The old students’ association of the Ghana Secondary Technical School (GSTS) have sunk a bore-hole with pipe-stand for the second cycle institution to help bring to an end the intermittent acute water problem that confronts the school.

The water facility, estimated at GH?41,000 is being provided by the 1986 year group of the school also known as ‘Subruku 86’.

With the project in place, the students will no longer have to trek long distances to fetch water from outside the school when there is water shortage on campus.

At a brief ceremony to officially hand over the project to the school, Mr Julius Ben Asare one of the 1986 old boys of GSTS also called ‘GIANTS 86’ noted that visiting the school after close to 30 years, the old students realized that the water problem that persisted when they were students in the school was still on-going.

“So there was the need for us to do something. We then decided to sink a bore-hole for the school to help alleviate the water problem”, he added.

He explained that the school already had an underground reservoir and so the engineers on the project managed to pump water into it. He indicated that the reservoir had only one hand pump installed on it which served the entire school populace.

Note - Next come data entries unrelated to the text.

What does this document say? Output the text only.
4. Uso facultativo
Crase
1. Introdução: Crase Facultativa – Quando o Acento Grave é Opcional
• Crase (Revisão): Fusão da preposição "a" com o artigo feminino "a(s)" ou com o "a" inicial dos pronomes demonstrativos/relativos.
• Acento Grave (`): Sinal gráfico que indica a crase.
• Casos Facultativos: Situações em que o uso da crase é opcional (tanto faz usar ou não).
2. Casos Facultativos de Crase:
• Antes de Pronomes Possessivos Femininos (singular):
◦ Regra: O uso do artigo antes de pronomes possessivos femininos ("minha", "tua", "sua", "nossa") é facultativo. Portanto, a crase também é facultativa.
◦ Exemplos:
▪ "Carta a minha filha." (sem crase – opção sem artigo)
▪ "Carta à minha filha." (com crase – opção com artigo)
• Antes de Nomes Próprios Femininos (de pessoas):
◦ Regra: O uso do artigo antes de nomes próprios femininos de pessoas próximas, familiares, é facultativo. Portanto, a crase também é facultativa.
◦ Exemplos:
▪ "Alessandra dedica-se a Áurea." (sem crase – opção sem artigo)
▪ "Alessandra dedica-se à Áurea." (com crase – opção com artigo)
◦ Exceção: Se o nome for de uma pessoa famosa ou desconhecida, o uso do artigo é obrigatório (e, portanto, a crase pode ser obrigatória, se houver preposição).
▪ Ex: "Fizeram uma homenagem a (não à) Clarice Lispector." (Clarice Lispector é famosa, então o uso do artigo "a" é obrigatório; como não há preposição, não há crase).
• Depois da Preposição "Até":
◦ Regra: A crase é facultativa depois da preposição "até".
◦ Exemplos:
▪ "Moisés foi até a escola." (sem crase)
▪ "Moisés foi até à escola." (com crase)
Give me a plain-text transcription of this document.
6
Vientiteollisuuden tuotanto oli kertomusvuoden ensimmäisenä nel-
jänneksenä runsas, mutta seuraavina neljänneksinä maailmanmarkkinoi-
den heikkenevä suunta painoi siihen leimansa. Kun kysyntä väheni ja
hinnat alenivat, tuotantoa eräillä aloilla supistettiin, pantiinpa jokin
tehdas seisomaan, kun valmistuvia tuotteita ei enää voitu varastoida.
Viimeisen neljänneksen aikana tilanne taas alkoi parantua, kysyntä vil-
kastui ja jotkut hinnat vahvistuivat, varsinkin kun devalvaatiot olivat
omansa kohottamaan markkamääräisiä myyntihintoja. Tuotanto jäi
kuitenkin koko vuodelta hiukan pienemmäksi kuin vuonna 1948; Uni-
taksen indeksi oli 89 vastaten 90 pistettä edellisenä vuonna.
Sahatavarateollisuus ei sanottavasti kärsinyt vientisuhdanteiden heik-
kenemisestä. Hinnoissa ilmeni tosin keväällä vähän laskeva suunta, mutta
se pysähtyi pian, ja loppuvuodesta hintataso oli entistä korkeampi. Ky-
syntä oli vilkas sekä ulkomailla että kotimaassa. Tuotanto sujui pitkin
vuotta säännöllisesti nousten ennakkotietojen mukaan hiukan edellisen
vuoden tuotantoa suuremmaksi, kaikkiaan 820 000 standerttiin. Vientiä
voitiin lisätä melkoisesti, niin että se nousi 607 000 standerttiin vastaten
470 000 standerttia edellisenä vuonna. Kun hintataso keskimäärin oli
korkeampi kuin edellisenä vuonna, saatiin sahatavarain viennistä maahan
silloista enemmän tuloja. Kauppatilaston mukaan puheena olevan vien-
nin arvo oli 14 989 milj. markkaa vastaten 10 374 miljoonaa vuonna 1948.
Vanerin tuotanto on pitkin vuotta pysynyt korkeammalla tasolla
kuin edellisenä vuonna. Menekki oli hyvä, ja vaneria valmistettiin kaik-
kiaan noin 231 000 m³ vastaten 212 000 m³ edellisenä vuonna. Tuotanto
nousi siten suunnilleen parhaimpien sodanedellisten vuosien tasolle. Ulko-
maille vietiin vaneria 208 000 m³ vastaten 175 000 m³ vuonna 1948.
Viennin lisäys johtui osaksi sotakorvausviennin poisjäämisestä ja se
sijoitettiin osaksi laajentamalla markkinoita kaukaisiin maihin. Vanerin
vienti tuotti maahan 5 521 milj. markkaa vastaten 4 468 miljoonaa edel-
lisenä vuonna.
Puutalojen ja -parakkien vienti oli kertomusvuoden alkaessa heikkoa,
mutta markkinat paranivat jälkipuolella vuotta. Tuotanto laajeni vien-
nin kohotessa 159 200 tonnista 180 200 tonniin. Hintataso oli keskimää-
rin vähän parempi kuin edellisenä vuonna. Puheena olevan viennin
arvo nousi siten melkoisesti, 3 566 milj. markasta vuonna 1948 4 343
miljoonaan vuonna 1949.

“So we added 10 pipe stands and also donated a 15,000 litre storage water tank”, he indicated.

Mr Asare pointed out that the project which cost about GH?41,000 will solve about 70 per cent of the water problems of GSTS.

In a related development, the 1976 year group of the school also handed over refurbished computer laboratory at the cost of GH?80,000 to the school.

Speaking on behalf of the 1976 year group, Anthony Mensah noted that members of the group, majority of whom were domiciled in the United Kingdom and the United States of America wanted to put up a project that would benefit all the students.

“So after talking to the headmaster and the teachers, we decided to rehabilitate the computer laboratory which was in a bad state”, he added.

He disclosed that the old students fixed burglar proof on the windows and doors of the laboratory and provided modern computer tables with cubicles for each computer.

“We were told that thieves had broken into the laboratory on two occasions and so we think the burglar proof will go a long way to ensure the safety of the computers at the laboratory”, he stated.

Mr Mensah added that the 1976 year group also tiled the floor of the laboratory and painted the building to give it a face-lift.

Samuel Essel, Headmaster of the School praised the old students for helping to address some of the challenges confronting their alma mater.